Reconstruction-guided attention improves the robustness and shape processing of neural networks

TL;DR

This paper introduces a reconstruction-guided attention model that enhances neural network robustness and shape processing, especially under challenging image corruptions, by integrating top-down feedback for improved object recognition.

Contribution

It presents an iterative encoder-decoder network utilizing reconstruction-based feedback as attention, demonstrating superior robustness and interpretability in out-of-distribution digit recognition tasks.

Findings

Outperforms other models on MNIST-C with various corruptions

Shows robustness to blur, noise, and occlusion

Reveals roles of spatial and feature-based attention in recognition

Abstract

Many visual phenomena suggest that humans use top-down generative or reconstructive processes to create visual percepts (e.g., imagery, object completion, pareidolia), but little is known about the role reconstruction plays in robust object recognition. We built an iterative encoder-decoder network that generates an object reconstruction and used it as top-down attentional feedback to route the most relevant spatial and feature information to feed-forward object recognition processes. We tested this model using the challenging out-of-distribution digit recognition dataset, MNIST-C, where 15 different types of transformation and corruption are applied to handwritten digit images. Our model showed strong generalization performance against various image perturbations, on average outperforming all other models including feedforward CNNs and adversarially trained networks.

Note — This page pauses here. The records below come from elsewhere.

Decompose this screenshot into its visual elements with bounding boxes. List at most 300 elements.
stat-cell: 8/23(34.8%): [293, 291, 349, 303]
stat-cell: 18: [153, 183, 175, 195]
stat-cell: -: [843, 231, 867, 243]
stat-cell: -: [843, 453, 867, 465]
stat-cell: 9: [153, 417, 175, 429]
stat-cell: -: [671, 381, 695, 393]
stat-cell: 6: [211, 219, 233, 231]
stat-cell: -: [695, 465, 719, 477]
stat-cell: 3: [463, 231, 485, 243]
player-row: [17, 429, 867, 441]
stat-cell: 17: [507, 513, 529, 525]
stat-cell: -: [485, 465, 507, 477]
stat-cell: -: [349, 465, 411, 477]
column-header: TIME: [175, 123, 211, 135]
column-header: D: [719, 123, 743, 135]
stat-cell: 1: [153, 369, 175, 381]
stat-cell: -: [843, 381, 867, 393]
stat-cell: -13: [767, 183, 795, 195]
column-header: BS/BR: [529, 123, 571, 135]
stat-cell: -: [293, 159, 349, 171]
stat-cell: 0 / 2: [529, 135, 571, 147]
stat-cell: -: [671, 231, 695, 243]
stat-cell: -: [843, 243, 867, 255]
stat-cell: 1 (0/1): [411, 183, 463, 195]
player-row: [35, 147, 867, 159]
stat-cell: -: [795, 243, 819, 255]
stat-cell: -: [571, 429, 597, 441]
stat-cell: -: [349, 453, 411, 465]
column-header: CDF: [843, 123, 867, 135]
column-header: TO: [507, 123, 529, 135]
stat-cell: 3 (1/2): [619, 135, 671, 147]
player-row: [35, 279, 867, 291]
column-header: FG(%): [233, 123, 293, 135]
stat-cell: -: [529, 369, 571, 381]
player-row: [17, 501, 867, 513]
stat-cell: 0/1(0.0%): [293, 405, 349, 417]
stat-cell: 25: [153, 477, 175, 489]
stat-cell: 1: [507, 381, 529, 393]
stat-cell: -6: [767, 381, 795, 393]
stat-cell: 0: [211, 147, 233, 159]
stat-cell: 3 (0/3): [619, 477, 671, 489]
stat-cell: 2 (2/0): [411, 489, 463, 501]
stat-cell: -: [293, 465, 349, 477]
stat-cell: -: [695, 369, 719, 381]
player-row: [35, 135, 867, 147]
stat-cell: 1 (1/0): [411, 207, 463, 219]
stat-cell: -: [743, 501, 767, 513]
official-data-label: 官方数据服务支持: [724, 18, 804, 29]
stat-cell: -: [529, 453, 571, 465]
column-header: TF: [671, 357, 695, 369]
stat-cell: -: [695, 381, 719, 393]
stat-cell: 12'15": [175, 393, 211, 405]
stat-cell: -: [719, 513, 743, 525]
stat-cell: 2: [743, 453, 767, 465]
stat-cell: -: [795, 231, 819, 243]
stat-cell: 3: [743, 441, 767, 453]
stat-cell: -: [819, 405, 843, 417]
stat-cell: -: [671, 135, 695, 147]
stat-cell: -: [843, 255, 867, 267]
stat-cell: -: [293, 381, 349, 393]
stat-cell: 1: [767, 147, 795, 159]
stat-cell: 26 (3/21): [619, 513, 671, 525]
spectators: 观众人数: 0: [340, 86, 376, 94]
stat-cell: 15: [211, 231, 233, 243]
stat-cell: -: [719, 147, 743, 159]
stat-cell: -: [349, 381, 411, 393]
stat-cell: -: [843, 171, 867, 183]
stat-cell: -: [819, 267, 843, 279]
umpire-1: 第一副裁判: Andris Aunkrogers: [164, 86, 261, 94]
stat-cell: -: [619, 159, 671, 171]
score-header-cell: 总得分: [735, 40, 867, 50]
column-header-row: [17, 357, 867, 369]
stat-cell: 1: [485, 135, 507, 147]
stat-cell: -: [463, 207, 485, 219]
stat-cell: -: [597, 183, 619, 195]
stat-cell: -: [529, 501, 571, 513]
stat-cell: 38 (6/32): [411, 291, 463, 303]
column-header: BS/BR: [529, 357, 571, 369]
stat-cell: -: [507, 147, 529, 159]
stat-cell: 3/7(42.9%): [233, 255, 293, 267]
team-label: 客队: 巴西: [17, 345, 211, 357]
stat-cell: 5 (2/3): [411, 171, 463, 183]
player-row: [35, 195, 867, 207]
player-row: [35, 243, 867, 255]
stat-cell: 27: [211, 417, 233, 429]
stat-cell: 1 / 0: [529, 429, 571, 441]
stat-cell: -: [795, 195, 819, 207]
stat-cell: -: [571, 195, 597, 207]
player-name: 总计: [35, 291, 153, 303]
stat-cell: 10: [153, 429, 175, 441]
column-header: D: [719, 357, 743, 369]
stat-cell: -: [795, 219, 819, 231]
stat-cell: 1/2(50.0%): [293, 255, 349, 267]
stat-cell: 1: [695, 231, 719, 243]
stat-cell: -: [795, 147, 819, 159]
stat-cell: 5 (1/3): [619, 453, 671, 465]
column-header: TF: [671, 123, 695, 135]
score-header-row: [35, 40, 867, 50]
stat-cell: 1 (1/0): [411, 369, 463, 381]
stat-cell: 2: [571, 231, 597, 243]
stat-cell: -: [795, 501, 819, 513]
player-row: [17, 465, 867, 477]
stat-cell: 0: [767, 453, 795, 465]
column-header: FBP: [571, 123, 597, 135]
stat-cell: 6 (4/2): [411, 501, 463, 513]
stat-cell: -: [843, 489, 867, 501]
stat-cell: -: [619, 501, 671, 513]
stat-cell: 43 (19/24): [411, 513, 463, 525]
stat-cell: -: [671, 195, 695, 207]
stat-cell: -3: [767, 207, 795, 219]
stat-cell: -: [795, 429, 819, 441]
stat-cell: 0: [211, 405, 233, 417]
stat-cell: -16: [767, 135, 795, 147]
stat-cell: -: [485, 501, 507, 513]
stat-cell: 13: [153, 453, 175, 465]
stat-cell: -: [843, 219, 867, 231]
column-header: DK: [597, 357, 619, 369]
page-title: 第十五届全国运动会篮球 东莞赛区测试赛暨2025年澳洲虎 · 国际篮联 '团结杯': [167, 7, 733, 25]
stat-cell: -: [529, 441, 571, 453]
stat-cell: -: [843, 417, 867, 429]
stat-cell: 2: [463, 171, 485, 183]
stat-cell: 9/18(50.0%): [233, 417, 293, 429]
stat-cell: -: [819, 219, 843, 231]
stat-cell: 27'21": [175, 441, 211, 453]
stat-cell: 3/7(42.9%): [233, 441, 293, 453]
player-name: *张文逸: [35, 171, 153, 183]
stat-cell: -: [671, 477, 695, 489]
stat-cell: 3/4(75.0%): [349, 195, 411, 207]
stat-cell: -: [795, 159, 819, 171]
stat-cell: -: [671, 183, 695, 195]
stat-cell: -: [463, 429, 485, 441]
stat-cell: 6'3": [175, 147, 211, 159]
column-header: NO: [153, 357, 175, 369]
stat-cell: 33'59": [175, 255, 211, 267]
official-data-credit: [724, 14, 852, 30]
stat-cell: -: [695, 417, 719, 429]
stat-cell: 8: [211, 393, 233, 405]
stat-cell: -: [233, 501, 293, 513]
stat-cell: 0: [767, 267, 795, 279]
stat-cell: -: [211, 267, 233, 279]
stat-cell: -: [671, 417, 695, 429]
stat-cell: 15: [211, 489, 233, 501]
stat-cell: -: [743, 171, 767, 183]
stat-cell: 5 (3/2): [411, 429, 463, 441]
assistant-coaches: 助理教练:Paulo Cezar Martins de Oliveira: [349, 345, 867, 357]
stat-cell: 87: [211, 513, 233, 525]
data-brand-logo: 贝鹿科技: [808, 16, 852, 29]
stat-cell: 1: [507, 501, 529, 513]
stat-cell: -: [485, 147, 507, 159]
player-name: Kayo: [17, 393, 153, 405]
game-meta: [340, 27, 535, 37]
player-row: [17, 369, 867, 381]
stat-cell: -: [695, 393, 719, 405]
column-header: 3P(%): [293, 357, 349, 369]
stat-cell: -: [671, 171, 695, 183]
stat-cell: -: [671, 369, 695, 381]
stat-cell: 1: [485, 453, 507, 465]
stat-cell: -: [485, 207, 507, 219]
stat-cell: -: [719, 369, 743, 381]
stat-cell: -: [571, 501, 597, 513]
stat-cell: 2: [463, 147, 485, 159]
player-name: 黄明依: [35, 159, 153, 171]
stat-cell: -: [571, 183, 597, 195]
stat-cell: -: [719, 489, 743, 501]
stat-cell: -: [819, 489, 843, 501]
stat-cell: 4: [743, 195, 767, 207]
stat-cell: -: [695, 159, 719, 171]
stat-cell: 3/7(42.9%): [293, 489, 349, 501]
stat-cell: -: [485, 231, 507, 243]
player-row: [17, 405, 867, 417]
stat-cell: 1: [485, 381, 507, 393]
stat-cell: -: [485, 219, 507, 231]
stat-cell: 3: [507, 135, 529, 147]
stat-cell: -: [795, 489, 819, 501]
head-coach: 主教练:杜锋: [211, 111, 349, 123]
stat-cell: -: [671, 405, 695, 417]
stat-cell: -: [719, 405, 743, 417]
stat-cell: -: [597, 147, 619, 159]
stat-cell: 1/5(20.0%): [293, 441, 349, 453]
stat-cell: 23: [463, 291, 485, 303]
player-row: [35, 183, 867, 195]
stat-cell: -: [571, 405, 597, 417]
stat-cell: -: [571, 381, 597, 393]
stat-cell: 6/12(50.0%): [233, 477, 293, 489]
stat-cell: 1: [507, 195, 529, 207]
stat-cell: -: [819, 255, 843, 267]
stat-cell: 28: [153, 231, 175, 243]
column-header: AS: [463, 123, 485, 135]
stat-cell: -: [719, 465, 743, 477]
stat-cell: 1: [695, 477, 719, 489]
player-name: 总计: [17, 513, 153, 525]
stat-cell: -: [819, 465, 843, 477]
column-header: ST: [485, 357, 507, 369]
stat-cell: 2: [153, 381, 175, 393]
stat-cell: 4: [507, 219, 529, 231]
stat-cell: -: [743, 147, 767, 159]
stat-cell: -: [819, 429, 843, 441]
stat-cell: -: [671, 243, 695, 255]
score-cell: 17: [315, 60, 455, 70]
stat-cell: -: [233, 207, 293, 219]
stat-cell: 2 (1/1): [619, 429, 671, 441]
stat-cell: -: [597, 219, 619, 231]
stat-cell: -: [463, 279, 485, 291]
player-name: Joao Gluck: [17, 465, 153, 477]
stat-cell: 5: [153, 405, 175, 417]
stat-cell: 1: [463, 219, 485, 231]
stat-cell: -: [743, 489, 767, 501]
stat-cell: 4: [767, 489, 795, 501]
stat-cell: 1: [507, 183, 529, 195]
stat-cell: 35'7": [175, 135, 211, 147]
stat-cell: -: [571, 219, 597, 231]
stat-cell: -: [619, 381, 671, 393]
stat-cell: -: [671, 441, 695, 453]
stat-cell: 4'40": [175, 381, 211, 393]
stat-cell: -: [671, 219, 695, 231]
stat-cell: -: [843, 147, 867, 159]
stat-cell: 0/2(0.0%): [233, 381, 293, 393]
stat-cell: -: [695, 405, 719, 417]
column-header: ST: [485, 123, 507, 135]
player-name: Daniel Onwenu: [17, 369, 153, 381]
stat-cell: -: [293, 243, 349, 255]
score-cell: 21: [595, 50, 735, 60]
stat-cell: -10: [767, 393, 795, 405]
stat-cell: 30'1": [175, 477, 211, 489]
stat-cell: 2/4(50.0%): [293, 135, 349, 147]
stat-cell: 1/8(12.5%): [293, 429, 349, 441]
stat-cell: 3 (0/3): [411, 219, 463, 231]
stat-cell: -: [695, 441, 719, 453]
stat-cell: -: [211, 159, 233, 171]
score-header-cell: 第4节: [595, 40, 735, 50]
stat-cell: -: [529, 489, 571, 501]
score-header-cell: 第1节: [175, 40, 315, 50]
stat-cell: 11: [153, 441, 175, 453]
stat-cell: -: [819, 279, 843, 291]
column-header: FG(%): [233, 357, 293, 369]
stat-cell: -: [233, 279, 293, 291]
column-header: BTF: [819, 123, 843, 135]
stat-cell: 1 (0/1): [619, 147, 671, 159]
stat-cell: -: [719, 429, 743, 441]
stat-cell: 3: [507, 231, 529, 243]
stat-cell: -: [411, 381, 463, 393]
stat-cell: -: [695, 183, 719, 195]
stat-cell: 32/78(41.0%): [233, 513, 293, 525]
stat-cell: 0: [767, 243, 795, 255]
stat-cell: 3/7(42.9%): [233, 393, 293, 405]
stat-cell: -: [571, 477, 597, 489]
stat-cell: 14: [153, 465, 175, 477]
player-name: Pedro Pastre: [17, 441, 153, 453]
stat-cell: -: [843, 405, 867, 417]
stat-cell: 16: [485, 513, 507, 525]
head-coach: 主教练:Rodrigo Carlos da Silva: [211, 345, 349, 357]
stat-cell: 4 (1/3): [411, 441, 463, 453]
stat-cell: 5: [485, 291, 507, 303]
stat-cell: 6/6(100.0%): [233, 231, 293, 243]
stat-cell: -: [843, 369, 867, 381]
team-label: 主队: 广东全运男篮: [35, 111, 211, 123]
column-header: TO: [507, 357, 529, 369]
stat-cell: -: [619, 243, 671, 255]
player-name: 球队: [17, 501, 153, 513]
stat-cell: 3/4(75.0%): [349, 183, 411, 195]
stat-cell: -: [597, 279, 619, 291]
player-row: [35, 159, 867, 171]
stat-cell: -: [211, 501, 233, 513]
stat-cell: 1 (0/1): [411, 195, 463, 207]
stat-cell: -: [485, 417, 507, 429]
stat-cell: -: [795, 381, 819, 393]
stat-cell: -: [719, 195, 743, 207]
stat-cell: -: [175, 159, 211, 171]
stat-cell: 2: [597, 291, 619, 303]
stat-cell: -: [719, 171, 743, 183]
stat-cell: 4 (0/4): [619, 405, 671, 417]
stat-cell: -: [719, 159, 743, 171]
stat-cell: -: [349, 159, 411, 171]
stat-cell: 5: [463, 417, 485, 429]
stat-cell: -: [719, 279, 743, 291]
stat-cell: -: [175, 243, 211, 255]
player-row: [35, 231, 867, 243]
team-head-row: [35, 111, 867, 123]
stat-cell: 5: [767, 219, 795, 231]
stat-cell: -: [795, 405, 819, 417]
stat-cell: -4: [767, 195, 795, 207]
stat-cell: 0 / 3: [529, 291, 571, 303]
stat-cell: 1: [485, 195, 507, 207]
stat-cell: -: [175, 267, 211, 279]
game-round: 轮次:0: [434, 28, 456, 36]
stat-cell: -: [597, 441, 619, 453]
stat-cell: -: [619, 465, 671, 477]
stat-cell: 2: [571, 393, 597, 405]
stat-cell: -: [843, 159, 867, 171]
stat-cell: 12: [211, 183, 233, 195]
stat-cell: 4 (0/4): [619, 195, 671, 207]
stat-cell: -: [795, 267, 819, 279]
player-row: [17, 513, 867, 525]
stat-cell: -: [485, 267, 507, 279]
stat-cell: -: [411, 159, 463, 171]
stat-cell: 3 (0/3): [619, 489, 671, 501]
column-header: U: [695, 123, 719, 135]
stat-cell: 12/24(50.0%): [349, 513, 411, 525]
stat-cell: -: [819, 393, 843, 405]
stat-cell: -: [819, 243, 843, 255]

Our model is particularly robust to blur, noise, and occlusion corruptions, where shape perception plays an important role. Ablation studies further reveal two complementary roles of spatial and feature-based attention in robust object recognition, with the former largely consistent with spatial masking benefits in the attention literature (the reconstruction serves as a mask) and the latter mainly contributing to the model's inference speed (i.e., number of time steps to reach a certain confidence threshold) by reducing the space of possible object hypotheses. We also observed that the model sometimes hallucinates a non-existing pattern out of noise, leading to highly interpretable human-like errors. Our study shows that modeling reconstruction-based feedback endows AI systems with a powerful attention mechanism, which can help us understand the role of generating perception in human visual processing.